In Dynalantic Corp. v. U.S., the District Court for the District of Columbia recently evaluated the constitutionality of section 8(a) of the Small Business Act, commonly known as the 8(a) program.i According to the plaintiff, a non-8(a)-qualifying small business, the program constituted an improper racial preference program that violated its rights under the Equal Protection Clause of the Fifth Amendment to the Constitution, both on its face and as applied to the particular industry.ii On August 15, 2012, the court upheld the 8(a) program as a whole but found that the program could not survive strict scrutiny as applied to the particular industry challenged—the military simulation and training industry.
The 8(a) program is a business development program administered by the Small Business Administration designed to aid small businesses owned and controlled by socially and economically disadvantaged individuals. Social disadvantage is presumed in certain racial categories, although that presumption is rebuttable.iii The program does not set forth quotas, but rather aspirational goals for contracting to 8(a) companies.iv It also permits, under certain conditions, setting-aside procurements for competition only amongst 8(a) entities or sole source (i.e., non-competitive) awards.
In order to be successful on its facial challenge, Dynalantic would have had to persuade the court that there were no set of circumstances in which the 8(a) program could be found valid. However, its facial challenge did fail because the court found that the 8(a) program was constitutional because “the government has a compelling interest in ‘remedying the effects of past or present racial discrimination.’”v And, the Government had satisfied its burden to “demonstrate ‘a strong basis in evidence’ supporting its conclusion that race-based remedial action was necessary to further that interest.”vi
The As-Applied Challenge
But, with regard to the as-applied challenge, the court sided with Dynalantic. According to the court, the race-conscious program had to survive the same strict scrutiny standard, not only as to the facial challenge to the program as a whole, but also with regards to the particular industry, in this case the military simulation and training industry. In a nutshell, the defendants admitted that they did not have evidence of discrimination in the industry, nor were they aware of any discrimination in the particular industry.

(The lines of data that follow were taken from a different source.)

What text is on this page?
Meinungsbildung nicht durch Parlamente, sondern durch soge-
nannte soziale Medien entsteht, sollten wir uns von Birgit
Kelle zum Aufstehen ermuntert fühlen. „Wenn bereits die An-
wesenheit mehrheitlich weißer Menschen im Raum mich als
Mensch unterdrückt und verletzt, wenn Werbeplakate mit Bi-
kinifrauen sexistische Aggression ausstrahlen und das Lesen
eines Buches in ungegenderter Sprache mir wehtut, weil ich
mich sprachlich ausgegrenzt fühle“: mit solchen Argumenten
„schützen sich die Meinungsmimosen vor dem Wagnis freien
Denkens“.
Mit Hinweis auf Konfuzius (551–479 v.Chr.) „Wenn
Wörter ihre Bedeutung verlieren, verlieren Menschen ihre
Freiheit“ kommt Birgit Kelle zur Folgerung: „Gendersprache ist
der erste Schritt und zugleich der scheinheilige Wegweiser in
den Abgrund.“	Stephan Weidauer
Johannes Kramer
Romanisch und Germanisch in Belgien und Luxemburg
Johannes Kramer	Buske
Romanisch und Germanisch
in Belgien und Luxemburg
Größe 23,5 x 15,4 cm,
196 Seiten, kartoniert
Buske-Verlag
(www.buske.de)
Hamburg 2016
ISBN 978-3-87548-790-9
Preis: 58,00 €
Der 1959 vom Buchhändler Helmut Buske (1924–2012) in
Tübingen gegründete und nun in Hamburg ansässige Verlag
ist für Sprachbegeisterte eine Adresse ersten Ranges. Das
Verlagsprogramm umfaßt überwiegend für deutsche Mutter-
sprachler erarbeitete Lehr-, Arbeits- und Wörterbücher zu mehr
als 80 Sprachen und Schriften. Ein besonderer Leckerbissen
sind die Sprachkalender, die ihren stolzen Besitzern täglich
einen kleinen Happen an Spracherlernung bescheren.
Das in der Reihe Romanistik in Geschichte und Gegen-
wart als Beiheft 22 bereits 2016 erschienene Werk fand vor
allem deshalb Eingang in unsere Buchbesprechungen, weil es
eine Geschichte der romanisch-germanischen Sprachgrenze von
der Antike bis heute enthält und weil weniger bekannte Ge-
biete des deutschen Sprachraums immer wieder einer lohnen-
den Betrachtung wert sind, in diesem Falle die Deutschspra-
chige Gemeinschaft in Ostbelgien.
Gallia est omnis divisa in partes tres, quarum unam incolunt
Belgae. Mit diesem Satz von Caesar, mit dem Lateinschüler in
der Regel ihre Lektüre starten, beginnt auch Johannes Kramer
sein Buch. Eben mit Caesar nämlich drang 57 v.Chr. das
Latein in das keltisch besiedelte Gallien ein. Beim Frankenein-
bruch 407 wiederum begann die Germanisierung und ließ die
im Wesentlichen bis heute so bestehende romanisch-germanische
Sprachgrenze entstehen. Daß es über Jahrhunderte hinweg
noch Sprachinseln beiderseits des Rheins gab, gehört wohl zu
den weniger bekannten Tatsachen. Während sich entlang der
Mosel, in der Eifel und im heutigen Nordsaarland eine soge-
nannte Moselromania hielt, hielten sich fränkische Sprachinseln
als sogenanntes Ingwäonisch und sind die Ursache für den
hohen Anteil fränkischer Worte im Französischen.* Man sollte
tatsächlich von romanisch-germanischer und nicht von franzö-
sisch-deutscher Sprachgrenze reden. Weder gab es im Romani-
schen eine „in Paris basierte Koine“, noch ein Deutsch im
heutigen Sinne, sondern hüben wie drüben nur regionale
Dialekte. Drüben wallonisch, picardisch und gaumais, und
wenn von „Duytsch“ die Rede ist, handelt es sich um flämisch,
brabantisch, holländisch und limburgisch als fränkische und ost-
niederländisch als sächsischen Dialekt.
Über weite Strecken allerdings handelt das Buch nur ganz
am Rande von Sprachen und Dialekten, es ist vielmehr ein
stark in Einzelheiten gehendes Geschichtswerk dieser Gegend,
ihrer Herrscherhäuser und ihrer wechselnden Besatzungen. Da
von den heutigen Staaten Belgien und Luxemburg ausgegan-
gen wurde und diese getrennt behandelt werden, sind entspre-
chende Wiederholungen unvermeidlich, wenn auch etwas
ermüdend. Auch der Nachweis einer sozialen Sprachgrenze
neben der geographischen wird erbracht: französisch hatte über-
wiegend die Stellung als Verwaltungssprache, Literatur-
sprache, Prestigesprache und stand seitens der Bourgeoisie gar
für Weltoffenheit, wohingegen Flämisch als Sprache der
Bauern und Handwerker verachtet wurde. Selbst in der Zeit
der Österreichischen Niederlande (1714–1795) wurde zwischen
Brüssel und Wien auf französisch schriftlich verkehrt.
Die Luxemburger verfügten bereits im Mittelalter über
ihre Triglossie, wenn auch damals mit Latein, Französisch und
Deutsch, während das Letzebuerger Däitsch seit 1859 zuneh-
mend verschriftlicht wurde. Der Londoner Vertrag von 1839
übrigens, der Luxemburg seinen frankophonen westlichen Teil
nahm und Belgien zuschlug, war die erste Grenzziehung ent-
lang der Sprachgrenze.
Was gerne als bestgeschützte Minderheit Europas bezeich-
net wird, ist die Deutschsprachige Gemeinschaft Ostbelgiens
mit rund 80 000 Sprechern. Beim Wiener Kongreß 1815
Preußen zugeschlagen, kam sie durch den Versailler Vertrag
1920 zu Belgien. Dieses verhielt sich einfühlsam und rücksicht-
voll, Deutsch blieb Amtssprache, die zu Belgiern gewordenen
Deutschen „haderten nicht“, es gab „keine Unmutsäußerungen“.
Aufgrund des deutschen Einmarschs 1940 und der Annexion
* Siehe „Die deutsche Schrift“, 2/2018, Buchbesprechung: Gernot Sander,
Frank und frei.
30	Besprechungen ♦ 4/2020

Defendants instead defended on the theory that no demonstration of discrimination in the particular industry was required. But, based on its interpretation of the binding precedent, the court disagreed.vii It found that industry-specific determinations were required. In the absence of evidence to justify such a determination, the court enjoined the defendants “from awarding procurements for military simulators under the Section 8(a) program without first articulating a strong basis in evidence for doing so.”viii
What type of evidence would have been sufficient? Presumably it would have been the same type of evidence that persuaded the court that the 8(a) program as a whole could withstand a facial challenge. The court found that the Government was not required to show conclusive evidence of the existence of racial discrimination, and the Government was able to “rely on both statistical and anecdotal evidence, although anecdotal evidence alone cannot establish a strong basis in evidence for the purposes of strict scrutiny.”
With regards to the facial challenge, the court had looked at the evidence before Congress when it enacted the 8(a) program and evidence that came before Congress subsequent to its enactment to justify the continued need for the program, detailing barriers to minorities in both forming and developing business, in the form of reports, testimony, and disparity studies based on statistical evidence. In fact, the court noted that hundreds of disparity studies had been put before Congress, and “[s]ince 2006, over fifty state and local disparity studies, conducted in twenty eight states and the District of Columbia, have been introduced or discussed at Congressional hearings.” And while the Government had introduced over 50 disparity studies, with little or no analysis, none of these disparity studies were relevant to the industry at issue in the case at hand. Generic, statistical evidence simply was not enough to justify a race-conscious factor but appears to be the type of evidence to which the court would have given credence, had it been industry-specific.
So what does this mean for the future of 8(a) contracting? Assuming that the case is not overturned on any subsequent appeal, it means that the 8(a) program, as a whole, survives. However, as it currently stands, this decision opens the door to further as-applied challenges in other industries. With the exception of perhaps construction, it does not seem likely that the Department of Defense (or any other Federal agency) has been conducting industry-specific studies to demonstrate the evidence of discrimination needed to satisfy the standard adopted by the court. As a result, further as-applied challenges, in practice, could impact the use of 8(a) set-asides in industries where there is insufficient evidence of discrimination.